Не думала, что снова это понадобится.
Спустя неделю я записываюсь к врачу. Мне нужно поговорить.
Лена всё сильнее уходит в себя и стала тише. Я достаю новые игры, книги, устраиваю вечера с ней вдвоём… Я стараюсь… Но это не срабатывает.
Я не хочу терять доверие моего ребёнка, терять её интерес, но у меня не выходит. И я не знаю, что делаю не так.
Я работаю с детьми. Я умею с ними общаться. Но ничто из того, что я обычно использую (так как дети разные приходят), не помогает.
Что, если дело во мне?
Погружённая в эти безрадостные мысли, я не слышу, как ко мне в дверь стучат. Лишь когда она открывается, я поднимаю глаза.
– Мам, можно? – в мою комнату входит дочка, и я, улыбаясь, киваю ей.
Она садится на угол кровати, обойдя мою инвалидную коляску, потому что я легла отдохнуть.
– Что случилось? Хочешь поговорить? – мой голос мягкий и располагающий.
Я, может, и запуталась, но я продолжаю стараться.
– Да. Ты только не злись и не обижайся, ладно?
Её просьба тут же ставит в тупик. Но я снова просто киваю. И жду, что же она скажет. Что может меня «обидеть» или «разозлить»?
В нашей жизни так много перемен, что я порой не успеваю следить за каждой.
Развод с мужем. Его беременная, молодая любовница, к которой он ушёл. Якобы из-за ребёнка. Моя инвалидность и будущая операция.
Что ещё мне предстоит вынести?
– Я просто подумала и… – она задерживает дыхание, а я перестала дышать с её просьбы. – Я бы хотела жить с папой.
Её слова – словно выстрел в моё и без того израненное сердце.
Она боялась, что я буду злиться в первую очередь. Но всё, что я чувствую сейчас, – не злость, а разливающуюся по венам боль.
– А со мной тебе плохо, Лен? – с трудом выталкиваю из себя слова.
– Ну… не плохо. Но тут так тихо и скучно. А у папы с… Верой…

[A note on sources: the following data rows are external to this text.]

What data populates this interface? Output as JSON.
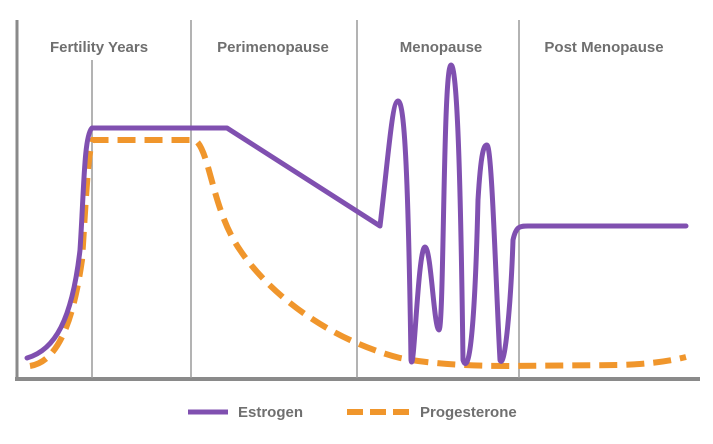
{
  "chart_data": {
    "type": "line",
    "title": "",
    "xlabel": "",
    "ylabel": "",
    "phases": [
      "Fertility Years",
      "Perimenopause",
      "Menopause",
      "Post Menopause"
    ],
    "legend_position": "bottom",
    "grid": false,
    "series": [
      {
        "name": "Estrogen",
        "color": "#8050b0",
        "style": "solid"
      },
      {
        "name": "Progesterone",
        "color": "#f0962c",
        "style": "dashed"
      }
    ]
  }
}
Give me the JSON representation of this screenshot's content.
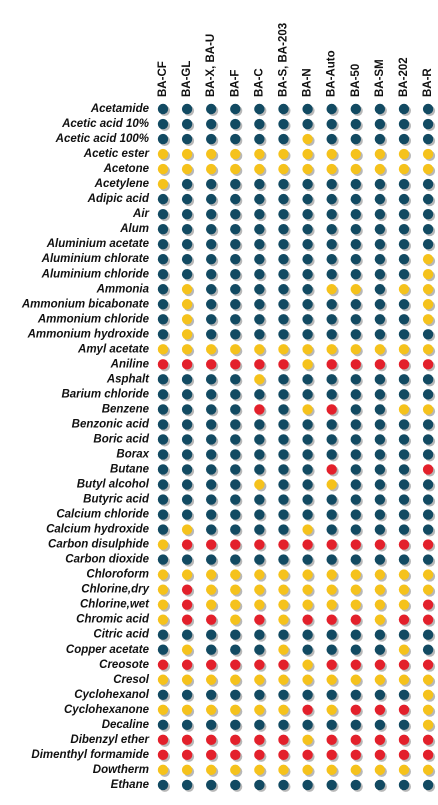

– Весело, – усмехаюсь и стараюсь подавить выступающие слёзы.
Конечно, с ней весело. Её не нужно стесняться на людях, потому что она ходит, красуется своим подрастающим животом, молодостью. Они бродят по магазинам, кафе, гуляют по улицам.
Она – веселье, а я – тягость и тоска. Как бы я ни хотела это исправить, ничего так и не сработало.
– Хорошо, дочь, – отвечаю ей, и она, вскочив, с визгом убегает из комнаты, крикнув уже за порогом: – Спасибо, мамочка!
Будто я дала ей деньги на новые джинсы и попросила потратить их все, и ни в коем случае не приносить сдачу обратно.
Как только дверь закрывается, слёзы всё-таки текут по моим щекам.